Como se desmarcara alguém?

 Temos uma predisposição em pensar que as pessoas se denunciam nos seus deslizes. Vemos muita razão em entender que os atos injustos, corruptos e interesseiros desmascaram o individuo mostrando quem de veras é. Venenamos comentários como “tá vendo, olha só o verdadeiro dele se mostrando!” ou “que ato-falho hem!”. Aceitamos como a versão real do outro, aquilo que nos vem à tona em seus momentos de maior despudor, engano ou erro.
  Levanto agora outra teoria minha.
  Pensar em si, ter os reflexos egoístas ou mesmo a feia necessidade de se auto afirmar em detrimento do outro, é –ousado o que vou dizer- característica integrante da natureza do homem desde as cavernas. Faz parte do caráter de um homem primitivo que teve de sobreviver, se alimentar e competir para copular com uma fêmea fértil para perpetuar os seus. Começou assim! Parece estranho dizer mas é como se essas fossem macas de nossa condição inicial mais prima.
  O desenvolvimento do comportamento e a evolução das relações interpessoais são o que fazem o homem pós-moderno entender que, à despeito da concorrência que ainda É, existem meios “mais saudáveis” para a sobrevivência em comunidade. Surge então uma maneira moderna de “desmascarar” as pessoas, talvez apenas uma atualização do método que citei no inicio. A verdadeira índole do homem-de-hoje pode ser percebida não mais pelos momentos em que está errado, mas sim nos momentos onde está –pasmem- coberto de razão.

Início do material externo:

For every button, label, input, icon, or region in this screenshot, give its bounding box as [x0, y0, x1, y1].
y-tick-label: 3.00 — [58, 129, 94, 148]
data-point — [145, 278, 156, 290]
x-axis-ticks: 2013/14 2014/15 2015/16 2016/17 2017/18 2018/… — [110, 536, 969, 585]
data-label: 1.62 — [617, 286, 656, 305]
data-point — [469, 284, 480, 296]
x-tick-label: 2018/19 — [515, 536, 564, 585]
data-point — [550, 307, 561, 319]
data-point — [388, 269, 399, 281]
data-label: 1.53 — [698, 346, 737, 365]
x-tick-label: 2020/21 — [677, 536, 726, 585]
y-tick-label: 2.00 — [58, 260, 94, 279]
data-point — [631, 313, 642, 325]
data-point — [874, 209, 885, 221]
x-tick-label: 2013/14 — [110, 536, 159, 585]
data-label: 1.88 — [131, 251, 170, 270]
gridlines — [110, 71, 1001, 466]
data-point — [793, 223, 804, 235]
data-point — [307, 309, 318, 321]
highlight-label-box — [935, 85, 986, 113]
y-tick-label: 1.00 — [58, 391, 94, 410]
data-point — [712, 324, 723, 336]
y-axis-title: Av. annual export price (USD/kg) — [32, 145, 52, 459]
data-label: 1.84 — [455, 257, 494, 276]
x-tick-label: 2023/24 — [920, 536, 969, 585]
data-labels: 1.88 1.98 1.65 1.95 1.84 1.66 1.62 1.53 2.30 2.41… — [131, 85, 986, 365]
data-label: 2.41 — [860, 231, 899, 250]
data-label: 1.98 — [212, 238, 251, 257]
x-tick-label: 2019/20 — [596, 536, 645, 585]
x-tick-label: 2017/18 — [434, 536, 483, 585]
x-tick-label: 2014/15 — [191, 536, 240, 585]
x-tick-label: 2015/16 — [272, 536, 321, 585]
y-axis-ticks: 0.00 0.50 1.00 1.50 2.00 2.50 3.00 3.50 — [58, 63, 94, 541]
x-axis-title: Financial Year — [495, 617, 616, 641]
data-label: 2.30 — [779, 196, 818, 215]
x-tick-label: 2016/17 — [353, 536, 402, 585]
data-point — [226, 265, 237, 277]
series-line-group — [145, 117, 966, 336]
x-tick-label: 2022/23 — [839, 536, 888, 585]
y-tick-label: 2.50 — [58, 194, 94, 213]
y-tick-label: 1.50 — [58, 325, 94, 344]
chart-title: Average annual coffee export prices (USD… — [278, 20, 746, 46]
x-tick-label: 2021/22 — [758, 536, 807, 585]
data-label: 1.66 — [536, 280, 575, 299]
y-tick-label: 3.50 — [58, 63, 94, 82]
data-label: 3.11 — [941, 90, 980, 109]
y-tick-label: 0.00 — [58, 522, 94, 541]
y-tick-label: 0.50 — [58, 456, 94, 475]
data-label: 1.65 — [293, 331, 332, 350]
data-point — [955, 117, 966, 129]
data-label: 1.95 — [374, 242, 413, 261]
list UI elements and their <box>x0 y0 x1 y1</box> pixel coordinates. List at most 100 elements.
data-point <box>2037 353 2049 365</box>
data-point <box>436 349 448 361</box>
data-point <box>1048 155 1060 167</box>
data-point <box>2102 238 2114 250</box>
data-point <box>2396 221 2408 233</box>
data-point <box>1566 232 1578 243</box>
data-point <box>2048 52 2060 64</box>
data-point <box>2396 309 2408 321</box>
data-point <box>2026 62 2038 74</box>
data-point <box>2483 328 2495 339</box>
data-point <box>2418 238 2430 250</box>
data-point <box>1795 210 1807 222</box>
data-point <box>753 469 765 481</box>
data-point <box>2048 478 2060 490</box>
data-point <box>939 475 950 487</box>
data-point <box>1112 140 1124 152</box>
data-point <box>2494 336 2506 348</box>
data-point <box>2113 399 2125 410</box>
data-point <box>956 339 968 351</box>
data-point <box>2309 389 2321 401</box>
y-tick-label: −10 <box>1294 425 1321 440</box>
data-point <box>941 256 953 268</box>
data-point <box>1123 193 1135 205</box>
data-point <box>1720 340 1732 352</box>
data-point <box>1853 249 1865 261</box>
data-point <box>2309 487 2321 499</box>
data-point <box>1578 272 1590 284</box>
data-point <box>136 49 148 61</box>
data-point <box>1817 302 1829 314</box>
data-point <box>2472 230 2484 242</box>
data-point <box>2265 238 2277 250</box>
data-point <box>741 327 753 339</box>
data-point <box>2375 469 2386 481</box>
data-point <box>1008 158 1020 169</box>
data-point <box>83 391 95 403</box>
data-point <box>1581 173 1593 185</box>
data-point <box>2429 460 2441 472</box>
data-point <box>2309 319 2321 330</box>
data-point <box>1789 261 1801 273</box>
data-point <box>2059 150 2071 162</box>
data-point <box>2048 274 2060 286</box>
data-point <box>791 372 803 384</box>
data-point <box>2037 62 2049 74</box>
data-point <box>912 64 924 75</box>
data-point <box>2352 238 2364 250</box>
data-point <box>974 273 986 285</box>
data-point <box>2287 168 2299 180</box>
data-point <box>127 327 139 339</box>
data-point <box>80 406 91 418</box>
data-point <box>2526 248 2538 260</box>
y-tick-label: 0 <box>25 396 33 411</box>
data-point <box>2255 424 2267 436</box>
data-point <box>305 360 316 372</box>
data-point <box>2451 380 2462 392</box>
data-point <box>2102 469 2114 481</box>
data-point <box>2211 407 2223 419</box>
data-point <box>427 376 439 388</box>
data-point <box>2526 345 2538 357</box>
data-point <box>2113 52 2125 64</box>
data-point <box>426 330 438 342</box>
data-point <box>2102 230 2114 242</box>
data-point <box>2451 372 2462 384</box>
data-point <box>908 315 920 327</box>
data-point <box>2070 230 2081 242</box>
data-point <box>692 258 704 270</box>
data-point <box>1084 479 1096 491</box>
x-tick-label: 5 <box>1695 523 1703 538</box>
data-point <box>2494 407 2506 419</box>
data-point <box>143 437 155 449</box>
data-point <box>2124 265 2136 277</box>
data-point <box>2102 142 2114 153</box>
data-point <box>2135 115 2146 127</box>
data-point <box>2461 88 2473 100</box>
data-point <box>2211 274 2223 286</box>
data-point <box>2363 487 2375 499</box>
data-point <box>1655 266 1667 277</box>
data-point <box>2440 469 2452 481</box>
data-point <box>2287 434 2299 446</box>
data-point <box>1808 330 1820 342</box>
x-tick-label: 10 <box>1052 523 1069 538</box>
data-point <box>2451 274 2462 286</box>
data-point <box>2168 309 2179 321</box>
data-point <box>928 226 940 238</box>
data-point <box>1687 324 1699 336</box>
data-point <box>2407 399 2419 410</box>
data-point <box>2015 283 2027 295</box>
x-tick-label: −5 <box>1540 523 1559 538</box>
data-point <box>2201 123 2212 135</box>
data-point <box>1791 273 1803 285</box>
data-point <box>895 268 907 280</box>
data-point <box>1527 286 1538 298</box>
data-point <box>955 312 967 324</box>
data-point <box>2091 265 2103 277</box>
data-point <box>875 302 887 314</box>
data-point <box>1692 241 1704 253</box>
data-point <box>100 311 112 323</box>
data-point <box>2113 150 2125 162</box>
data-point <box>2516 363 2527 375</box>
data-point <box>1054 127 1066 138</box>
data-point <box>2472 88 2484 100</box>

  Se concordamos que errar é humano, pressuponho que estejamos acostumados a lidar com esse ponto comum e visceral. A evolução, então, reside no estar certo. Acredito realmente que quando uma pessoa está numa discussão e detém a razão, é aí que sabemos quem É ela. Quando estamos certos, frequentemente somos cruéis. Quando temos a faca e o queijo, quando temos o poder e os motivos para arregaçar o outro, quando a situação nos outorga o aval à carnificina, quando o outro não tem escapatória, quando nossos motivos são publicamente legitimados... aí sim estamos a um passo de mostrarmos quem somos. Simplesmente porque é quando optamos pela Justiça ou pela Misericórdia, pela Razão ou pelo Amor, pelo Ensinar ou pela Vingança, pelo Cerrar os Punhos ou pelo Estender a Mão. Quando temos validade popular para condenar o outro, é o melhor momento para sermos julgados.
  Acho que hoje, o que inevitavelmente desmascara o homem é como seu coração age quando ele está certo.